Either controller browses not only your shared music, but also internet radio, last.fm (which streams music programming based on an artist of your choice) and potentially other music providers like Rhapsody and Napster, if you can circumvent their current refusal to offer free services to Australia.
And so you end up like us, on a hot Sunday afternoon, scrolling through your touchscreen, which handles long artists lists with an ease unknown to most similar systems thanks to a rapid-access alphabetical scroll on the righthand edge of the touchscreen. Select tracks or iTunes playlists, add songs to the queue; you can even search through your network by folder.
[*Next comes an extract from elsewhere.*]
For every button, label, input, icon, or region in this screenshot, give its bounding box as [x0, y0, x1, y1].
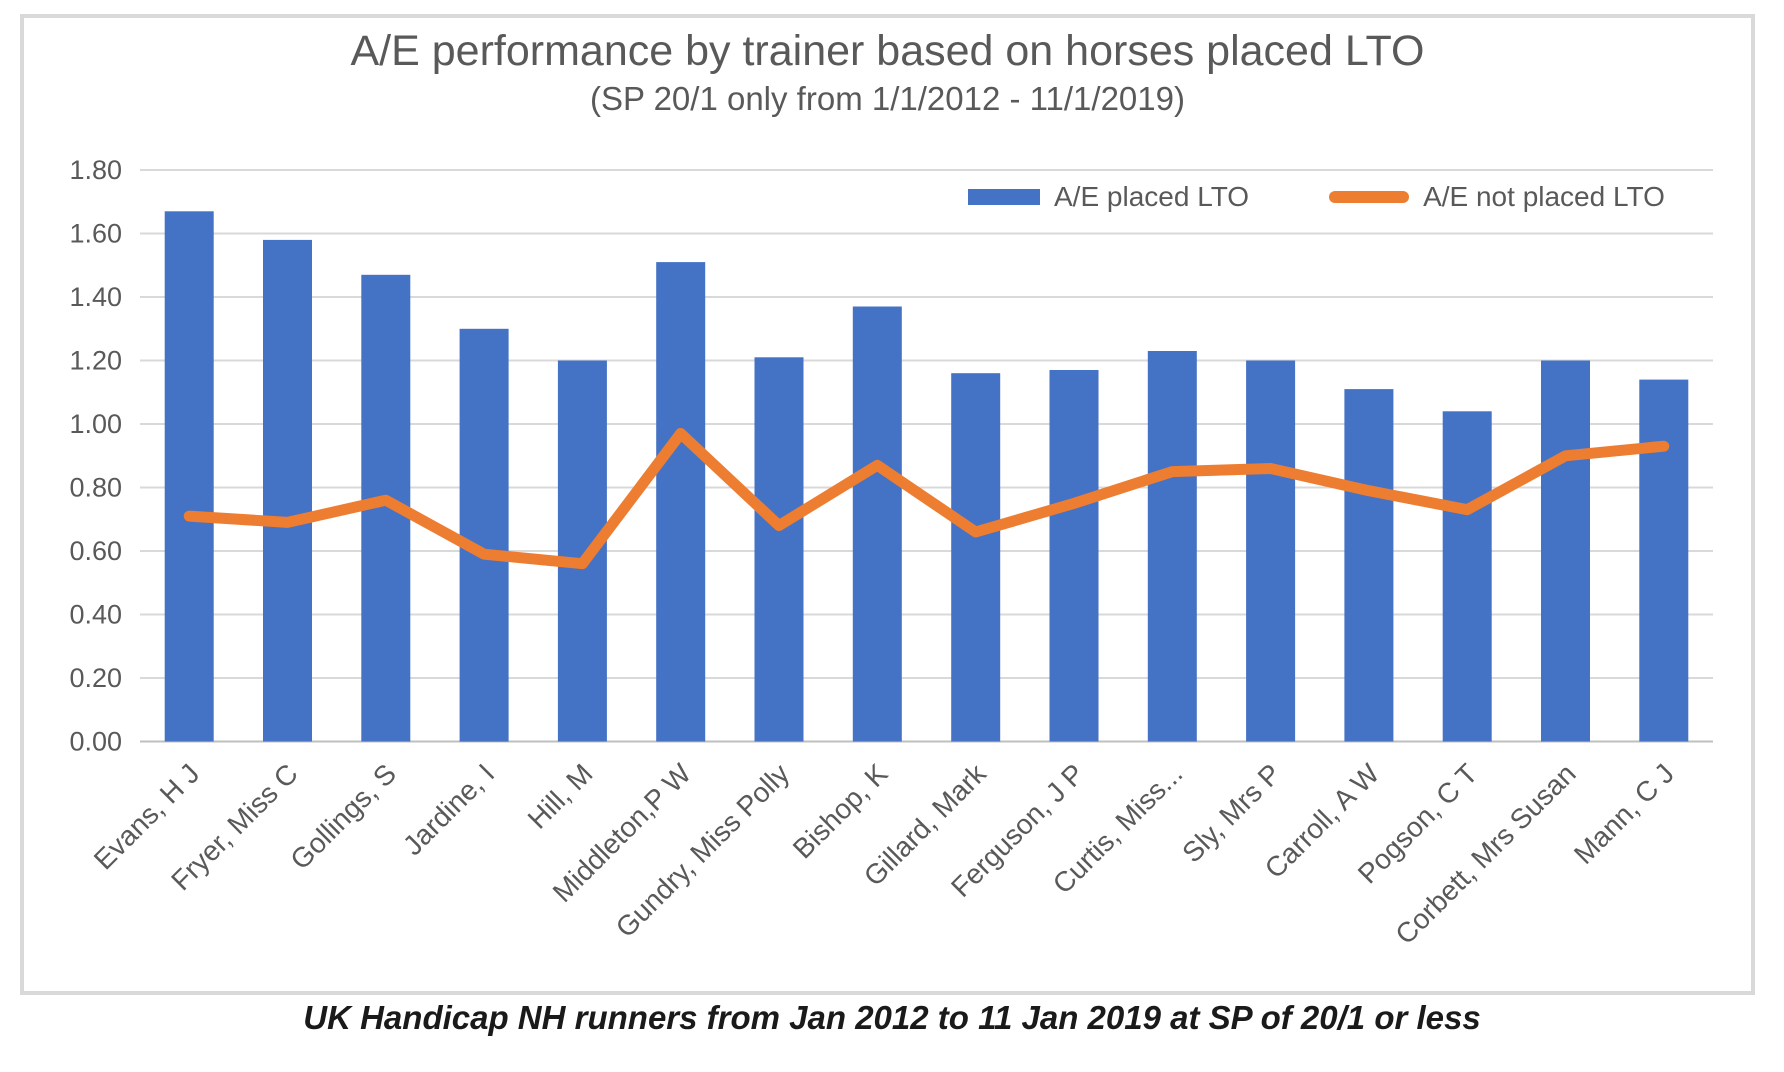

Meanwhile this is just one ZonePlayer. You can build a Sonos system of up to 32 zones, should you have such a mansion to hand. Only one of them needs an Ethernet connection because the others will talk to each other through their own Wi-Fi mesh, which is entirely separate to (and generally more reliable than) your own Wi-Fi if you have it (you don’t need it, and indeed the ZonePlayers can replace it, since their Ethernet sockets will supply a network connection to anything nearby).
So an S5 in each room? Or the smaller ZonePlayer modules — the ZP120 has amps inside so you just add a pair of stereo hi-fi speakers. The ZP90 provides just analogue or digital pre-outs which you can feed into an existing amplifier, receiver, anything with a suitable input.
And every Sonos controller or iPhone can control the entire system, as can any PC or Mac running the free Sonos controller software. Zones can be combined and synchronised (and synchronised properly, another rare feat); all zones can play the same thing or something different in every room. Each ZonePlayer has an auxiliary input — and any other ZonePlayer can play any auxiliary input!
What’s wrong with it? The virtual text-entry keys on the Controller 200 touchscreen are just a tad small for our thick fingers. If you’re going to stream a lot of internet radio or music services, remember to watch your ISP data allowance (with heavy use you might pull 3-4GB a month).
And er, that’s it. There is, to be frank, nothing else we know to touch the Sonos system’s ease of use and intelligence, and for most users, the S5 is the perfect expandable introduction. Don’t think twice.